The 26-year-old, who officially switched codes in October 2014, further claims that he was initially looking towards Christmas as a potential departure date and rejects any notion that he has been poorly treated by the Rugby Football Union (RFU).
After moving to the Rec amid much fanfare following a courageous man of the match performance in the NRL grand final in which he played almost the entire game with a fractured eye socket and cheekbone, Burgess was initially deployed at centre in the Aviva Premiership before head coach Mike Ford made the decision to switch him to blindside flanker.
Despite that change, however, England still retained hope that he could help fill the sizable void vacated in midfield by Manu Tuilagi and fast-tracked the former Bradford Bulls star into Stuart Lancaster's World Cup squad ahead of proven performers such as Luther Burrell and club teammate Kyle Eastmond.
The tournament eventually proved to be an abject disaster for the host nation, who became the first team to exit their own competition at the pool stage after consecutive defeats to Wales and Australia at Twickenham. In the former contest, Lancaster came in for sustained criticism as a result of his team selection which included a first international union start for Burgess as England attempted to negate the physicality of Jamie Roberts.
"My decision to leave Bath and move back to Australia was for personal reasons, but it was also because I wanted to spend the rest of my career playing the game that's in my heart," Burgess, who was left out of the matchday squad altogether for the victory over Uruguay and was yet to play for Bath this season, revealed in a column for the Mail. "Rugby league is in my heart. I'm looking forward to getting back to Sydney, where I'll be with my family and playing for the Rabbitohs alongside my brothers again.

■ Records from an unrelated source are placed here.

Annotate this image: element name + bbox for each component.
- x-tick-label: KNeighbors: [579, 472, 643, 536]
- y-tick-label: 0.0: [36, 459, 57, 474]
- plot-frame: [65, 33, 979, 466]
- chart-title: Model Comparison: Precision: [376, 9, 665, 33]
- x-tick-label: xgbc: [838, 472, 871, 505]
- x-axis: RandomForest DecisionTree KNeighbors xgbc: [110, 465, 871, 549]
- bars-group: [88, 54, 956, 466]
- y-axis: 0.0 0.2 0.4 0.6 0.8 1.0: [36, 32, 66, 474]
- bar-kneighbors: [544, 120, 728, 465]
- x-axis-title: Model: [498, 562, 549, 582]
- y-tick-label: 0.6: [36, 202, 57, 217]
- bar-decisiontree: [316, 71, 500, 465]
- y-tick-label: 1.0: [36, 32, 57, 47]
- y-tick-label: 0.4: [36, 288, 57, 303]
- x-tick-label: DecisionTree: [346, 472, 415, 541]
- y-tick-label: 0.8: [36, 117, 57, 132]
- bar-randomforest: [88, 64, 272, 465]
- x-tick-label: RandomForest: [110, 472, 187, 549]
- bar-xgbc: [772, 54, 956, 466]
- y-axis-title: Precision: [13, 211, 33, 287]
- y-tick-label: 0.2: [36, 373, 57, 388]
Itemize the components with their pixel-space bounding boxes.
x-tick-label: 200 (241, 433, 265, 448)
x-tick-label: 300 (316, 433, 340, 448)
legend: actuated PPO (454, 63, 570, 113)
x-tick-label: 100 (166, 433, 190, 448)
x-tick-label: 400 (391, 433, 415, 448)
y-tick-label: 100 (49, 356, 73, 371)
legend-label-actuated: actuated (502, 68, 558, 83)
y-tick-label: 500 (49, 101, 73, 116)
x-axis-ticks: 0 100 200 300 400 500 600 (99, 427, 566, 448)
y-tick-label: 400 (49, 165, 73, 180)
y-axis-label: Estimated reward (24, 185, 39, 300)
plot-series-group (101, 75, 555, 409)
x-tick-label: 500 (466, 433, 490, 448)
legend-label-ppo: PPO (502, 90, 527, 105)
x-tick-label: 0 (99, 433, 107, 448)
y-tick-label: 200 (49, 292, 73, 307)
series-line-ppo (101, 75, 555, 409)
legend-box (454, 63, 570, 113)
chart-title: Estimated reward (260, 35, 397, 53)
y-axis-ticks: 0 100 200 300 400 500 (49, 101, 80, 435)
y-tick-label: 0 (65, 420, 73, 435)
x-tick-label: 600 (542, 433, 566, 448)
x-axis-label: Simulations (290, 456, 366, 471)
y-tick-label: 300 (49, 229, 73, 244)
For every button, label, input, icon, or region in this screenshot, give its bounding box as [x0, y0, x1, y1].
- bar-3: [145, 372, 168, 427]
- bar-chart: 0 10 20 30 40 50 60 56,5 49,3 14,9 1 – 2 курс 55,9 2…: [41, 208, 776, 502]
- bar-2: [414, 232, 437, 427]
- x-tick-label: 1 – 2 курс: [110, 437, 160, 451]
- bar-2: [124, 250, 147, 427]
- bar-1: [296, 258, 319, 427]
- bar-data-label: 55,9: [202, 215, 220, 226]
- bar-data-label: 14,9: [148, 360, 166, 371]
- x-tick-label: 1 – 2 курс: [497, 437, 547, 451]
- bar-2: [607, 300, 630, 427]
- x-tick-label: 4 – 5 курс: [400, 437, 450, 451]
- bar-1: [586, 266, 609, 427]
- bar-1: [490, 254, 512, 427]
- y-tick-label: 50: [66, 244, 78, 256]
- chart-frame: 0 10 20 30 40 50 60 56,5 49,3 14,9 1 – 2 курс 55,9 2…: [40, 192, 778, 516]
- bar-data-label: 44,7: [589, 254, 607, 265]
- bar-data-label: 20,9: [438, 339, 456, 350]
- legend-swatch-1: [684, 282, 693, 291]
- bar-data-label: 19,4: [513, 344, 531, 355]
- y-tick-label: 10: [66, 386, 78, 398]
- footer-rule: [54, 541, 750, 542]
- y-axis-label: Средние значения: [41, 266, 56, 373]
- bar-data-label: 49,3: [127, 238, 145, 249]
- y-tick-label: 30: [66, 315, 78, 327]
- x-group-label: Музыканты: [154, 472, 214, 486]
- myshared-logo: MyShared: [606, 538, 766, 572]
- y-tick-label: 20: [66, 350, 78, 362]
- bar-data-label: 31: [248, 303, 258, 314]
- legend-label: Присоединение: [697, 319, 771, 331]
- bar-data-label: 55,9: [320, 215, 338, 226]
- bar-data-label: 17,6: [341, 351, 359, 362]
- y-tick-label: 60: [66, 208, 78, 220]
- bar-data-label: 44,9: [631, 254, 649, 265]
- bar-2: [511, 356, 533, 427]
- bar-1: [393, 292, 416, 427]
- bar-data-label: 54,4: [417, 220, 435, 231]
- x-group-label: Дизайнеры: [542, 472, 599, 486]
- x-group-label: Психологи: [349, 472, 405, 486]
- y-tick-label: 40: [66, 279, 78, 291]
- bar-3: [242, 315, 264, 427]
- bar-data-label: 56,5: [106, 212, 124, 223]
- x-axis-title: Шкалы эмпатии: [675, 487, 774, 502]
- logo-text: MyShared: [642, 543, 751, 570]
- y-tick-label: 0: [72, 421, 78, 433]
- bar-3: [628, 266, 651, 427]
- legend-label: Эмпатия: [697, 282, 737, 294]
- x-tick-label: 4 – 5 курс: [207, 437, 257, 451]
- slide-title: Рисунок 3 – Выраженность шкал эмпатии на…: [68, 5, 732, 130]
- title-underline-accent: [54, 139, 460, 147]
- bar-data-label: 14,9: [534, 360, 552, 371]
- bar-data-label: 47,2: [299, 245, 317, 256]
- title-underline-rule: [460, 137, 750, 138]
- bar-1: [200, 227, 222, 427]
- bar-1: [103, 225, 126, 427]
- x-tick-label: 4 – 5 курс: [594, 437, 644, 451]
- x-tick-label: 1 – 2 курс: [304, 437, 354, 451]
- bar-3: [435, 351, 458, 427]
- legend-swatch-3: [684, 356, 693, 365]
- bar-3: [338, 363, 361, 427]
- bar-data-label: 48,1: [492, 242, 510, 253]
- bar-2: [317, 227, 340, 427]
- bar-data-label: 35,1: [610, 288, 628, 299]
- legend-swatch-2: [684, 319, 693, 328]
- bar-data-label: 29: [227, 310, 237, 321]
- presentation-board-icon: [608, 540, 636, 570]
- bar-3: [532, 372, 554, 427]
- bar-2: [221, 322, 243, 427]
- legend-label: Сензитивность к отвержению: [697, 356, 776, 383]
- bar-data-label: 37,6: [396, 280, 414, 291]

"Part of me is disappointed to be leaving. Everyone is saying I've taken the easy option but it would have been easier to stay and play on in union. I could have just kept playing at six for Bath, but I believe it would have taken about 18 months for me to break into the England team in that position — and my contract is up in about 18 months. In sport we have a very limited window in which to compete at the top level and I didn't want to see those 18 months go by without the same excitement and enthusiasm as the previous 12."
On suggestions that he has been mistreated by English rugby's governing body, he added: "The RFU have come in for a lot of stick for my decision, which I think is unfair. They didn't make it for me. They didn't push me into it. In fact, they have been supportive through it all. I disagree with this idea that I have been let down or treated badly. The RFU have not treated me badly."
Although Burgess admits that the months spent building up to the World Cup were probably the most enjoyable of his short union career, he lamented what he felt was an agenda from some ex-players who pursued both himself and Lancaster with unhelpful comments in the media. He also made the honest admission that he found the intensely physical nature of league more enjoyable.
He added: "That was an upsetting factor to me; that people who are supposed to love the game are actually tearing it to shreds. I felt like certain people didn't want England and Stuart Lancaster to succeed. They were after him — so aggressively. He could never do a thing right, no matter what. I was right in the middle of that and it is unbelievable. It's not a productive place to be."